Ich war noch nie ein Optimist.
Einer Erzählung meiner Mutter zufolge begann ich im Alter von etwa 3 Jahren plötzlich nicht mehr gern ins Meer oder in den See zu gehen, obwohl ich zuvor eine sprichwörtliche Wasserratte war. In meinen Augen hätte einfach zu viel Schlimmes passieren können. In meinem Leben und meinem Wesen hat sich in den letzten 29 Jahren viel geändert doch das wohl nicht.
Ich bin nach wie vor ein – wie Eckart von Hirschhausen so treffend formuliert – „pessimistischer Realist“. Oder war es ein realistischer Pessimist? Am Ende kommt wohl dasselbe dabei heraus. Und offenbar lässt sich beides nicht voneinander trennen. Wer die Realität sieht, wird zynisch und pessimistisch.

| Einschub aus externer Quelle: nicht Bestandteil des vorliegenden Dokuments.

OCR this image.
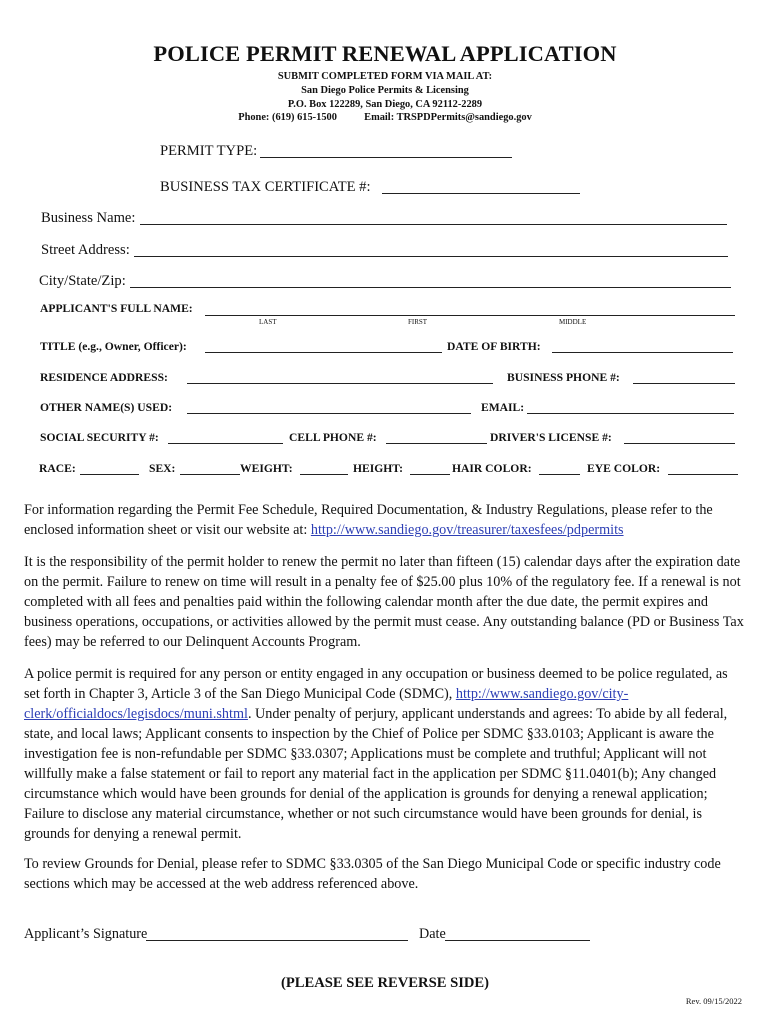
POLICE PERMIT RENEWAL APPLICATION
SUBMIT COMPLETED FORM VIA MAIL AT:
San Diego Police Permits & Licensing
P.O. Box 122289, San Diego, CA 92112-2289
Phone: (619) 615-1500	Email: TRSPDPermits@sandiego.gov
PERMIT TYPE:
BUSINESS TAX CERTIFICATE #:
Business Name:
Street Address:
City/State/Zip:
APPLICANT'S FULL NAME:
LAST	FIRST	MIDDLE
TITLE (e.g., Owner, Officer):	DATE OF BIRTH:
RESIDENCE ADDRESS:	BUSINESS PHONE #:
OTHER NAME(S) USED:	EMAIL:
SOCIAL SECURITY #:	CELL PHONE #:	DRIVER'S LICENSE #:
RACE:	SEX:	WEIGHT:	HEIGHT:	HAIR COLOR:	EYE COLOR:
For information regarding the Permit Fee Schedule, Required Documentation, & Industry Regulations, please refer to the enclosed information sheet or visit our website at: http://www.sandiego.gov/treasurer/taxesfees/pdpermits
It is the responsibility of the permit holder to renew the permit no later than fifteen (15) calendar days after the expiration date on the permit. Failure to renew on time will result in a penalty fee of $25.00 plus 10% of the regulatory fee. If a renewal is not completed with all fees and penalties paid within the following calendar month after the due date, the permit expires and business operations, occupations, or activities allowed by the permit must cease. Any outstanding balance (PD or Business Tax fees) may be referred to our Delinquent Accounts Program.
A police permit is required for any person or entity engaged in any occupation or business deemed to be police regulated, as set forth in Chapter 3, Article 3 of the San Diego Municipal Code (SDMC), http://www.sandiego.gov/city-clerk/officialdocs/legisdocs/muni.shtml. Under penalty of perjury, applicant understands and agrees: To abide by all federal, state, and local laws; Applicant consents to inspection by the Chief of Police per SDMC §33.0103; Applicant is aware the investigation fee is non-refundable per SDMC §33.0307; Applications must be complete and truthful; Applicant will not willfully make a false statement or fail to report any material fact in the application per SDMC §11.0401(b); Any changed circumstance which would have been grounds for denial of the application is grounds for denying a renewal application; Failure to disclose any material circumstance, whether or not such circumstance would have been grounds for denial, is grounds for denying a renewal permit.
To review Grounds for Denial, please refer to SDMC §33.0305 of the San Diego Municipal Code or specific industry code sections which may be accessed at the web address referenced above.
Applicant’s Signature	Date
(PLEASE SEE REVERSE SIDE)
Rev. 09/15/2022
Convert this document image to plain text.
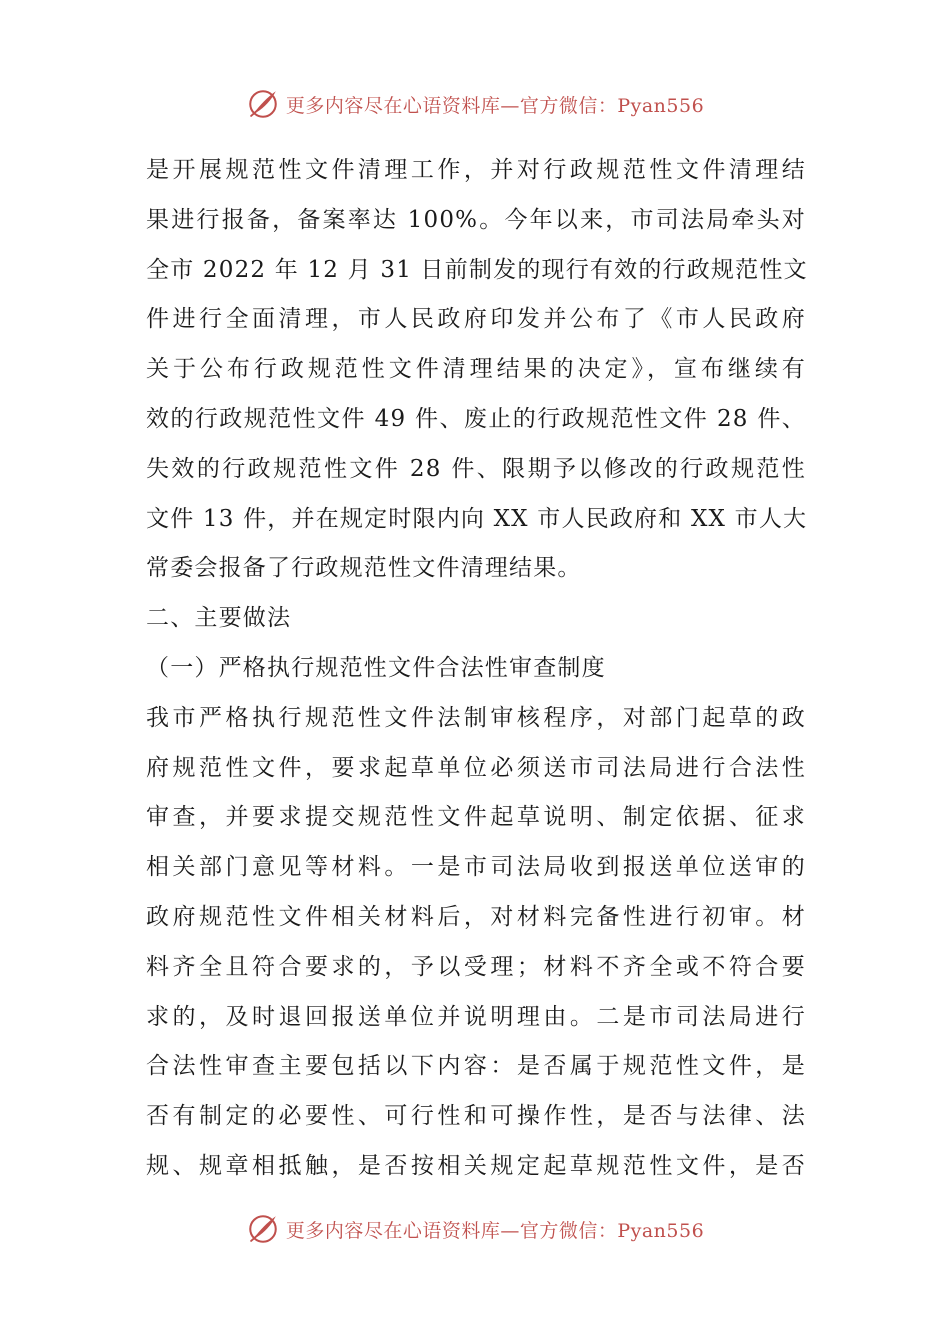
更多内容尽在心语资料库—官方微信：Pyan556
是开展规范性文件清理工作，并对行政规范性文件清理结
果进行报备，备案率达 100%。今年以来，市司法局牵头对
全市 2022 年 12 月 31 日前制发的现行有效的行政规范性文
件进行全面清理，市人民政府印发并公布了《市人民政府
关于公布行政规范性文件清理结果的决定》，宣布继续有
效的行政规范性文件 49 件、废止的行政规范性文件 28 件、
失效的行政规范性文件 28 件、限期予以修改的行政规范性
文件 13 件，并在规定时限内向 XX 市人民政府和 XX 市人大
常委会报备了行政规范性文件清理结果。
二、主要做法
（一）严格执行规范性文件合法性审查制度
我市严格执行规范性文件法制审核程序，对部门起草的政
府规范性文件，要求起草单位必须送市司法局进行合法性
审查，并要求提交规范性文件起草说明、制定依据、征求
相关部门意见等材料。一是市司法局收到报送单位送审的
政府规范性文件相关材料后，对材料完备性进行初审。材
料齐全且符合要求的，予以受理；材料不齐全或不符合要
求的，及时退回报送单位并说明理由。二是市司法局进行
合法性审查主要包括以下内容：是否属于规范性文件，是
否有制定的必要性、可行性和可操作性，是否与法律、法
规、规章相抵触，是否按相关规定起草规范性文件，是否
更多内容尽在心语资料库—官方微信：Pyan556
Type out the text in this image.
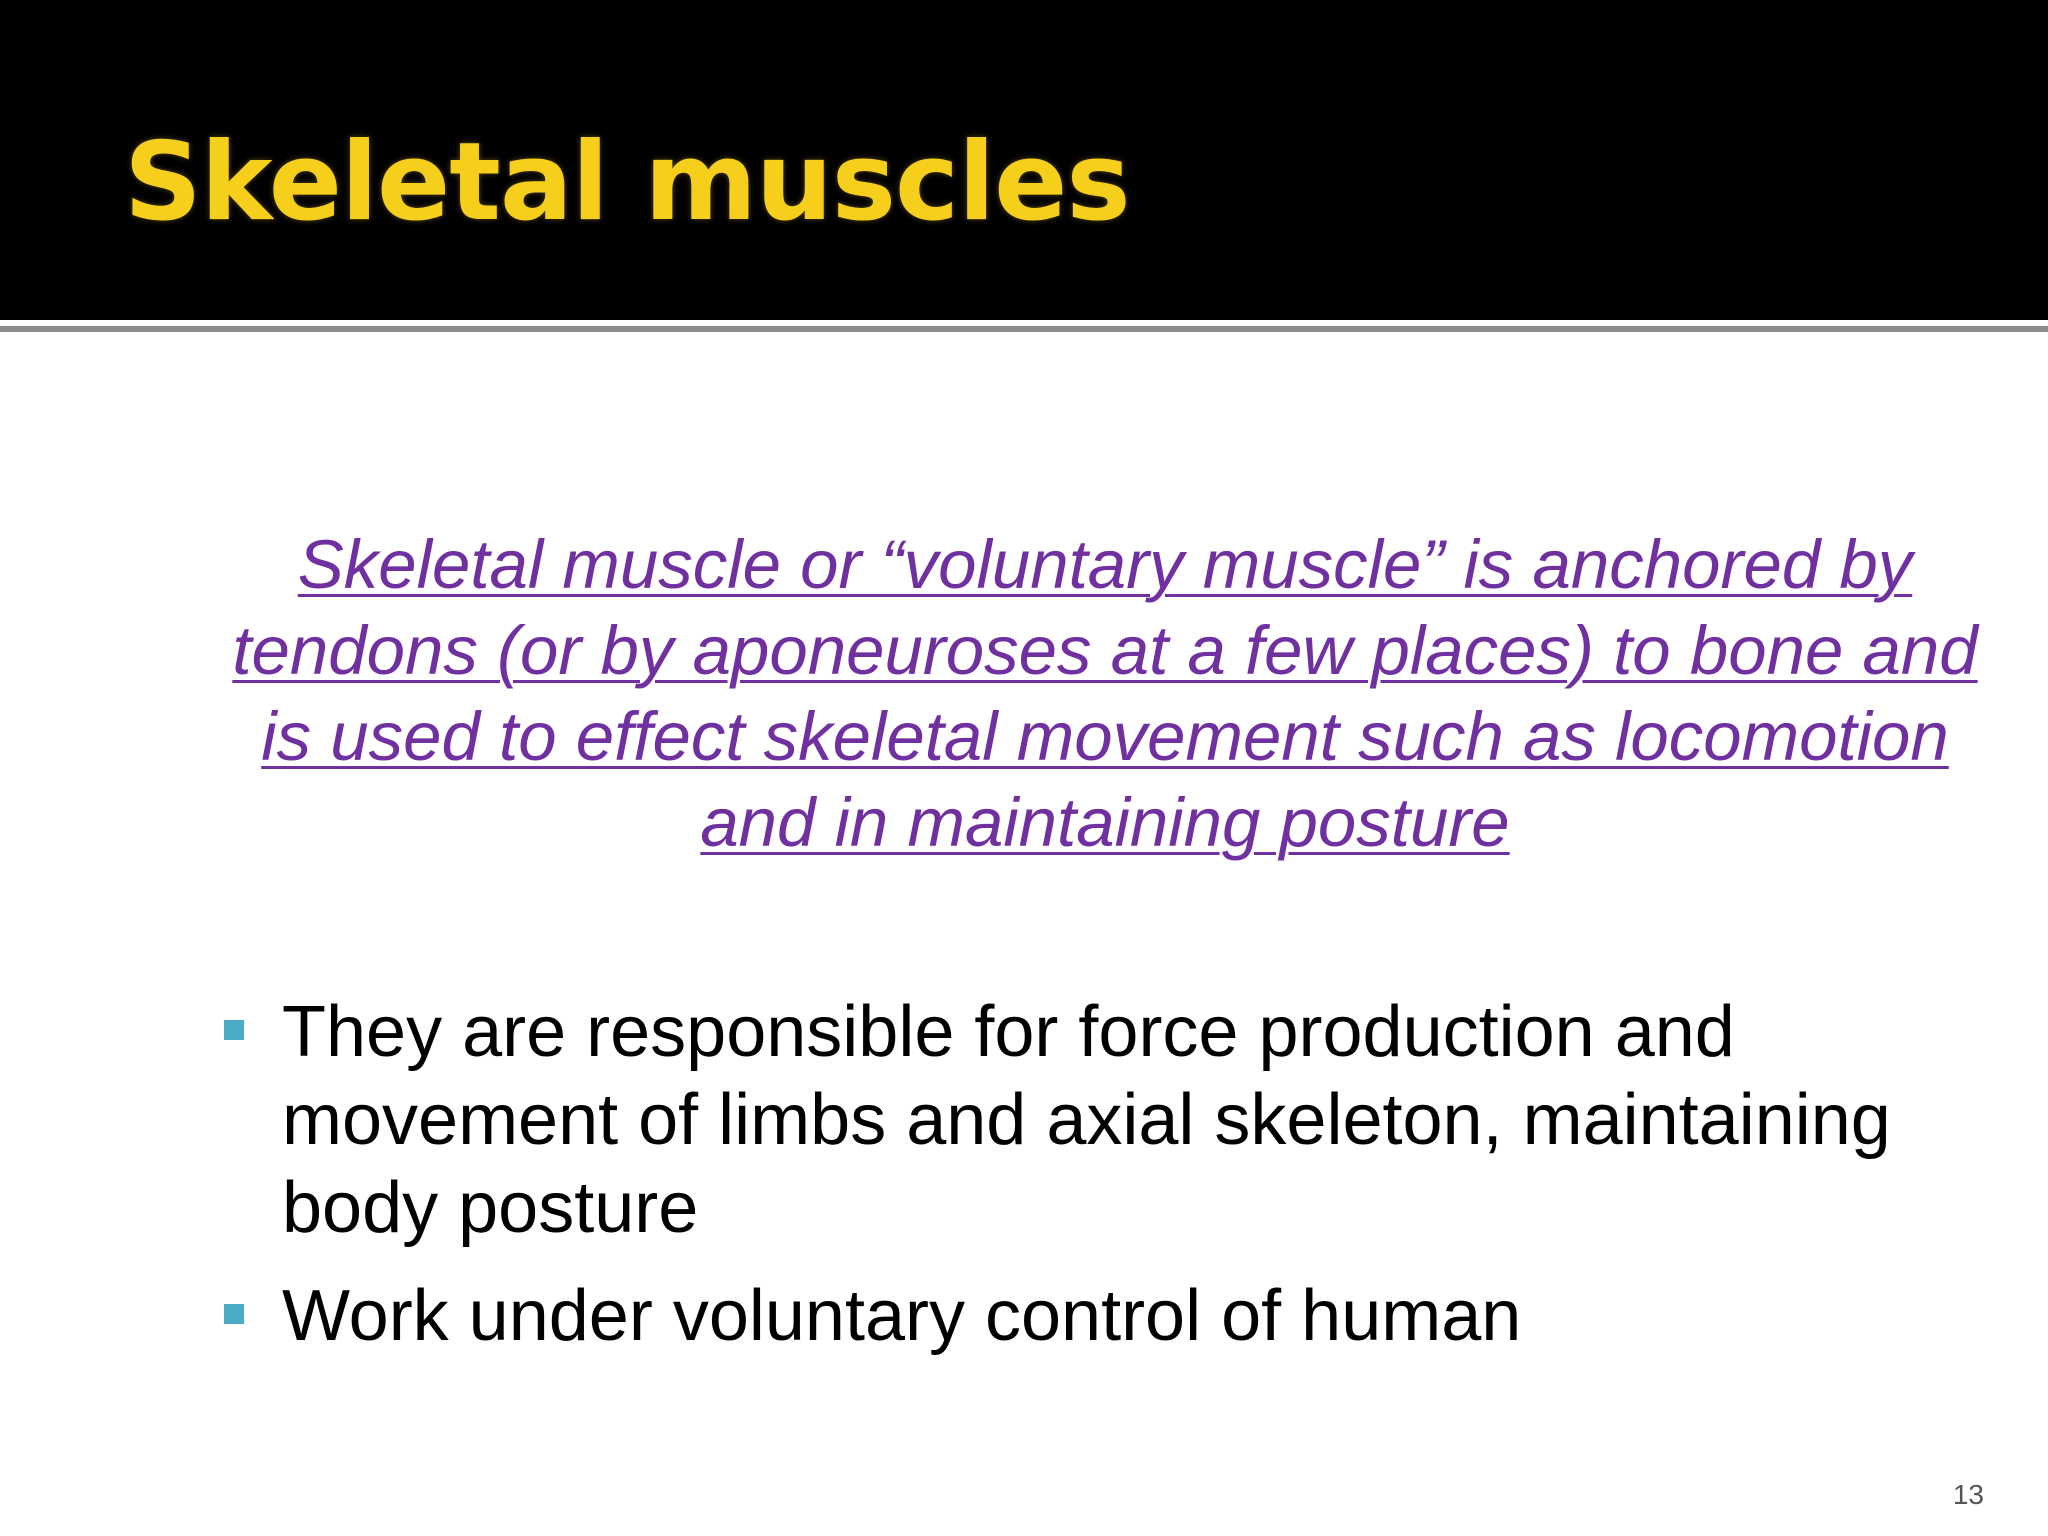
Skeletal muscles

Skeletal muscle or “voluntary muscle” is anchored by tendons (or by aponeuroses at a few places) to bone and is used to effect skeletal movement such as locomotion and in maintaining posture

They are responsible for force production and movement of limbs and axial skeleton, maintaining body posture
Work under voluntary control of human
13
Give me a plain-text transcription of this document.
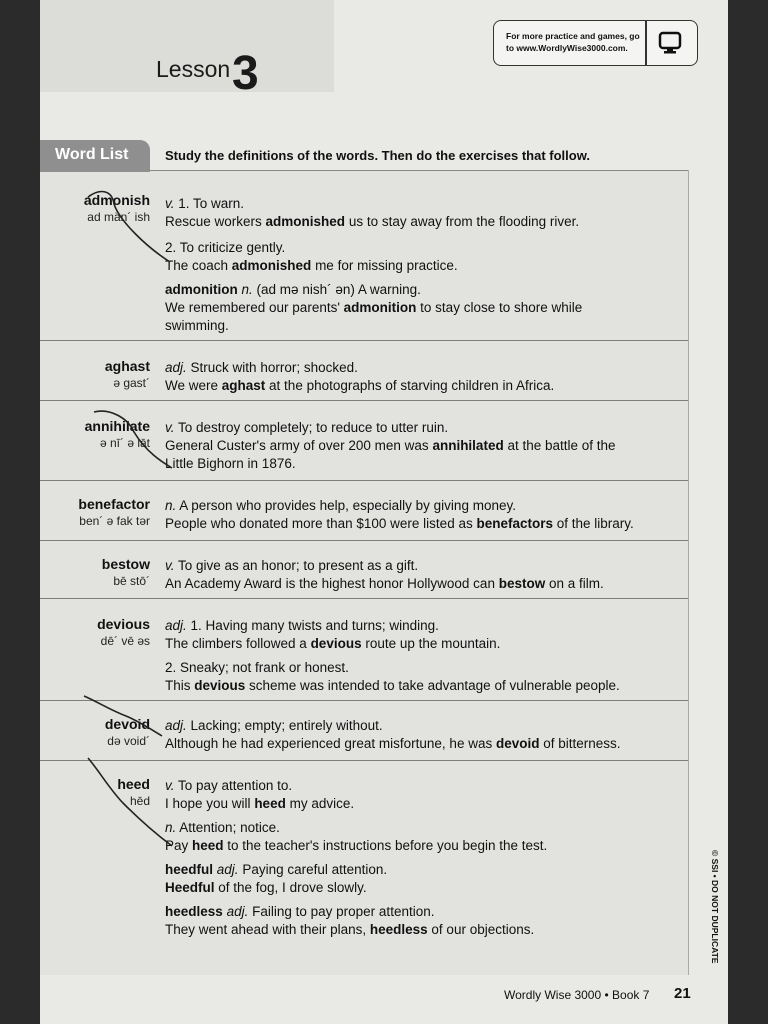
Lesson 3
For more practice and games, go
to www.WordlyWise3000.com.
Word List	Study the definitions of the words. Then do the exercises that follow.
admonish
ad män´ ish
v. 1. To warn.
Rescue workers admonished us to stay away from the flooding river.
2. To criticize gently.
The coach admonished me for missing practice.
admonition n. (ad mə nish´ ən) A warning.
We remembered our parents' admonition to stay close to shore while
swimming.
aghast
ə gast´
adj. Struck with horror; shocked.
We were aghast at the photographs of starving children in Africa.
annihilate
ə nī´ ə lāt
v. To destroy completely; to reduce to utter ruin.
General Custer's army of over 200 men was annihilated at the battle of the
Little Bighorn in 1876.
benefactor
ben´ ə fak tər
n. A person who provides help, especially by giving money.
People who donated more than $100 were listed as benefactors of the library.
bestow
bē stō´
v. To give as an honor; to present as a gift.
An Academy Award is the highest honor Hollywood can bestow on a film.
devious
dē´ vē əs
adj. 1. Having many twists and turns; winding.
The climbers followed a devious route up the mountain.
2. Sneaky; not frank or honest.
This devious scheme was intended to take advantage of vulnerable people.
devoid
də void´
adj. Lacking; empty; entirely without.
Although he had experienced great misfortune, he was devoid of bitterness.
heed
hēd
v. To pay attention to.
I hope you will heed my advice.
n. Attention; notice.
Pay heed to the teacher's instructions before you begin the test.
heedful adj. Paying careful attention.
Heedful of the fog, I drove slowly.
heedless adj. Failing to pay proper attention.
They went ahead with their plans, heedless of our objections.
Wordly Wise 3000 • Book 7 21
© SSI • DO NOT DUPLICATE
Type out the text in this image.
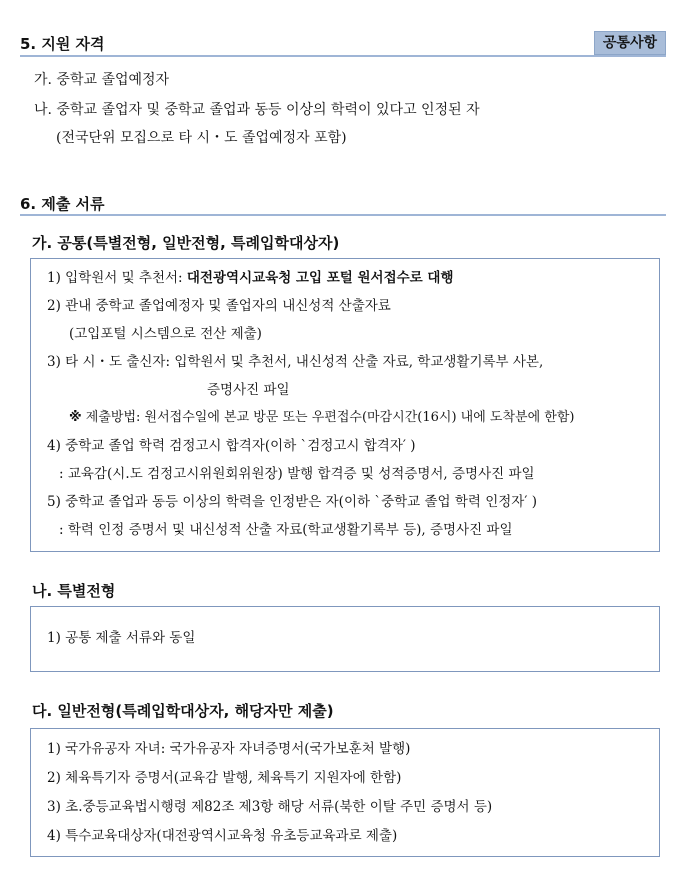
5. 지원 자격	공통사항
가. 중학교 졸업예정자
나. 중학교 졸업자 및 중학교 졸업과 동등 이상의 학력이 있다고 인정된 자
(전국단위 모집으로 타 시・도 졸업예정자 포함)
6. 제출 서류
가. 공통(특별전형, 일반전형, 특례입학대상자)
1) 입학원서 및 추천서: 대전광역시교육청 고입 포털 원서접수로 대행
2) 관내 중학교 졸업예정자 및 졸업자의 내신성적 산출자료
(고입포털 시스템으로 전산 제출)
3) 타 시・도 출신자: 입학원서 및 추천서, 내신성적 산출 자료, 학교생활기록부 사본,
증명사진 파일
※ 제출방법: 원서접수일에 본교 방문 또는 우편접수(마감시간(16시) 내에 도착분에 한함)
4) 중학교 졸업 학력 검정고시 합격자(이하 `검정고시 합격자′ )
: 교육감(시․도 검정고시위원회위원장) 발행 합격증 및 성적증명서, 증명사진 파일
5) 중학교 졸업과 동등 이상의 학력을 인정받은 자(이하 `중학교 졸업 학력 인정자′ )
: 학력 인정 증명서 및 내신성적 산출 자료(학교생활기록부 등), 증명사진 파일
나. 특별전형
1) 공통 제출 서류와 동일
다. 일반전형(특례입학대상자, 해당자만 제출)
1) 국가유공자 자녀: 국가유공자 자녀증명서(국가보훈처 발행)
2) 체육특기자 증명서(교육감 발행, 체육특기 지원자에 한함)
3) 초.중등교육법시행령 제82조 제3항 해당 서류(북한 이탈 주민 증명서 등)
4) 특수교육대상자(대전광역시교육청 유초등교육과로 제출)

„Mach kaputt, was dich kaputt macht!“ heißt es in einem Song von Jennifer Rostock und verdammt nochmal, ich hab es versucht.
Ich wurde immer so erzogen, sich nie die Butter vom Brot nehmen zu lassen. „Steh für das ein, wovon du überzeugt bist!“ brachte (und bringt) mir meine Mutter bei. Ich nutzt stets meine Eloquenz um mich gegenüber stärkeren, älteren, Mitschülern und Lehrer durchzusetzen. Mal mehr und mal weniger erfolgreich. Ich wurde Klassensprecher, Schülersprecher, Mediator und Chefredakteur der Schülerzeitung. Ich schreckte nicht davor zurück, auch mal gegen den Strom zu schwimmen.
Ich habe auch nach meinem Abi versucht, so weiter zu machen. Ich wollte mir und allen anderen beweisen, dass es funktioniert, bis zu einem gewissen Grad aus der Reihe zu tanzen und sich nicht immer nur unterzuordnen. Wie dumm und naiv ich doch war.

Jetzt, fast 10 Jahre später, kämpfe ich Monat für Monat darum, irgendwie meine Miete zu bezahlen, meine Krankenkassen-Beiträge zu begleichen, und daraufhin mit 20€ über zwei bis drei Wochen zu überleben. Ich habe einmal zu oft auf meinen Bauch gehört und meine Entscheidungen mit gegenüber so lange zurecht argumentiert, bis ich selbst davon überzeugt war. Und jetzt? Nichts geschafft.
Mich macht kaputt, was mich kaputt macht. Ich bin nur blanker Durchschnitt und war es immer. Aber es braucht bei jedem etwas Zeit um das nicht nur logisch zu wissen, sondern auch zu verinnerlichen. Von Vorschriften abzuweichen und sein Ding zu machen ist unser aller Traum aber nur einem Bruchteil ist Erfolg gegönnt. Der Rest bleibt auf der Strecke und vergeht in der Masse.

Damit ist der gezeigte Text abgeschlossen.